The secrets to shrimp cookery success mainly have to do with avoiding potential frustration. Firstly, do yourself a big favor and buy shrimp that has already been peeled and deveined. If your grocer's fish counter does not sell shrimp this way, kindly ask the fishmonger to do this for you (even better, call ahead of your trip to the store). As someone who has gone the DIY route here many times and many times vowed to never cook shrimp again, I can tell you with confidence that it is a messy, unappetizing, and tedious task, especially if you don't possess the right tool. Secondly, buy yourself a set of skewers — I prefer metal as they don't need to be soaked first and are reusable, but wooden and bamboo work well in a pinch. It is not fun flipping each and every shrimp individually, and in the time it takes to do so, some will likely become overcooked, as shrimp cooks so rapidly. If you heed these two pieces of advice, it is smooth sailing and one of the easiest seafood dinners you can make.
If you're a purist or if you intend to pair the grilled shrimp with other bold flavors, all they really need to taste great is a bit of oil (to prevent the delicate meat from sticking to the grill and to boost flavor) and salt. For times when you want to go the extra mile, toss the cooked shrimp in the gremolata-like sauce I've outlined in this recipe. Bold and garlicky, this Italian trio of parsley, garlic, and lemon is a great way to dress up everything from chicken breasts to salmon to — you guessed it — shrimp.

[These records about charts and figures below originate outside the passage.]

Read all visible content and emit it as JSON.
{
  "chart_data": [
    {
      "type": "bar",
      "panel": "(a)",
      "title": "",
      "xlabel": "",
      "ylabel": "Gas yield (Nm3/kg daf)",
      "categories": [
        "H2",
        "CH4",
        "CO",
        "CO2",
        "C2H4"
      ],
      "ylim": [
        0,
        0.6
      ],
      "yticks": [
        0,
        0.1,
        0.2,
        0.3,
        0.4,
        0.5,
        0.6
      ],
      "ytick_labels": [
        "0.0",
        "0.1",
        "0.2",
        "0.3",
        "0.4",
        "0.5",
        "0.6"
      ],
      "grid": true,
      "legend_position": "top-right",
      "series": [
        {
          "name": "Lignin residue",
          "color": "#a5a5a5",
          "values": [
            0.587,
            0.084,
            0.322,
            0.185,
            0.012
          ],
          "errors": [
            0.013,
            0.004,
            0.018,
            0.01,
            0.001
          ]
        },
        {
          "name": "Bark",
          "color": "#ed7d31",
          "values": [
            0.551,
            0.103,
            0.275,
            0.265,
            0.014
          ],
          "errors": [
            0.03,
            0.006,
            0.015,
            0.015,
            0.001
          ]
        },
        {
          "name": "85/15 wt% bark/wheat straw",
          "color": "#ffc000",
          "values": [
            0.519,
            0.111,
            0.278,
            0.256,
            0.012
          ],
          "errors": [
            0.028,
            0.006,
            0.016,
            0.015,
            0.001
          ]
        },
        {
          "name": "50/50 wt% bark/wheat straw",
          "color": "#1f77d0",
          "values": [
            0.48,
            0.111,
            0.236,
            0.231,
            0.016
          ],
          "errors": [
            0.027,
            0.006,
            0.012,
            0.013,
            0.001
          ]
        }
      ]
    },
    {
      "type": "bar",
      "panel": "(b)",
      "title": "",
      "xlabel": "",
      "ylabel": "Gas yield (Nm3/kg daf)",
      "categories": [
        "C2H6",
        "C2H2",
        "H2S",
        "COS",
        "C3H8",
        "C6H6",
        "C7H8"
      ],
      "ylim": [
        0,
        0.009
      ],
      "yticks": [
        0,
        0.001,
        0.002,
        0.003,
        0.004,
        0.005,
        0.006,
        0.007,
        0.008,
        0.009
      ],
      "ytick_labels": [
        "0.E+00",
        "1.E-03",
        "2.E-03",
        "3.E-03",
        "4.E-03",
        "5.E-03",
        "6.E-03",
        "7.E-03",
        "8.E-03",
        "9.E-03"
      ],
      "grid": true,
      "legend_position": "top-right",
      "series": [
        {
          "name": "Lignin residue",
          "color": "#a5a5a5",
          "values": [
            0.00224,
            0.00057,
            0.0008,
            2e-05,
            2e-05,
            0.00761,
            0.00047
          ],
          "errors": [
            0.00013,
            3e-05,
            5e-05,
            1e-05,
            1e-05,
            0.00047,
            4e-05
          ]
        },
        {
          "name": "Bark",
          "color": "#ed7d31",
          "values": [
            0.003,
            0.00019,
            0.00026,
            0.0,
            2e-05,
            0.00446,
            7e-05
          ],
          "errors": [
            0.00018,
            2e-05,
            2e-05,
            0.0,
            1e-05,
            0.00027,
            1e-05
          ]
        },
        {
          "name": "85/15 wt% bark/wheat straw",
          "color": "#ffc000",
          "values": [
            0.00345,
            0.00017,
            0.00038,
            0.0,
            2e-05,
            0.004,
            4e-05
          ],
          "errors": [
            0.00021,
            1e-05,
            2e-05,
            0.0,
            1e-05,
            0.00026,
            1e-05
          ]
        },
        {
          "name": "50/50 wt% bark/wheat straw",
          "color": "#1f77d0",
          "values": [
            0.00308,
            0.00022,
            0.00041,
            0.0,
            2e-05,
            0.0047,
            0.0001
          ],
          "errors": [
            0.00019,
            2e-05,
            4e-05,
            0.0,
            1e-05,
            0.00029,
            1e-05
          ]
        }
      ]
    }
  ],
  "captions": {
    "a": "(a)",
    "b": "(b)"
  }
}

For smaller or larger shrimp than 16/20, adjust the cook time accordingly — visual cues like the shrimp turning opaque and pink will help determine doneness. If using wooden or bamboo skewers, soak them in water for 30 minutes prior to grilling to avoid burning the wood. New to grilling? Read this guide to lighting your grill first. If you're working with shell-on shrimp, peel and devein them before seasoning and roasting. (To save time, buy shrimp that's already peeled and deveined, or ask the fishmonger to do this for you.)
- 1/2 cup Italian parsley, finely chopped
1 small (or 1/2 large) garlic clove, minced
Zest of 1 lemon, plus juice of half
1 teaspoon extra-virgin olive oil
1 pound large (16/20) shrimp, shelled and deveined
2 tablespoons neutral oil, such as rice bran or canola
- Mix together the parsley, garlic, lemon zest, juice, olive oil, and a pinch of salt in a large mixing bowl.
- If using a gas grill, turn both burners on to high heat and close the lid to heat the grill. If using a charcoal grill, get the coals going nice and hot.
- Add shrimp, neutral oil, and 1 teaspoon salt to a medium mixing bowl; toss gently to coat evenly.
- Thread the shrimp onto stainless steel or wooden skewers.
- Clean and lightly oil the grill grates.
- Grill the skewers over a hot fire, turning once or twice (use tongs or a large grilling spatula) until the shrimp are opaque, lightly pink, and cooked through, about 5 minutes.
- Pull the shrimp off the skewers, add them to the large mixing bowl with the parsley-lemon-garlic mixture, and toss to coat. Serve hot.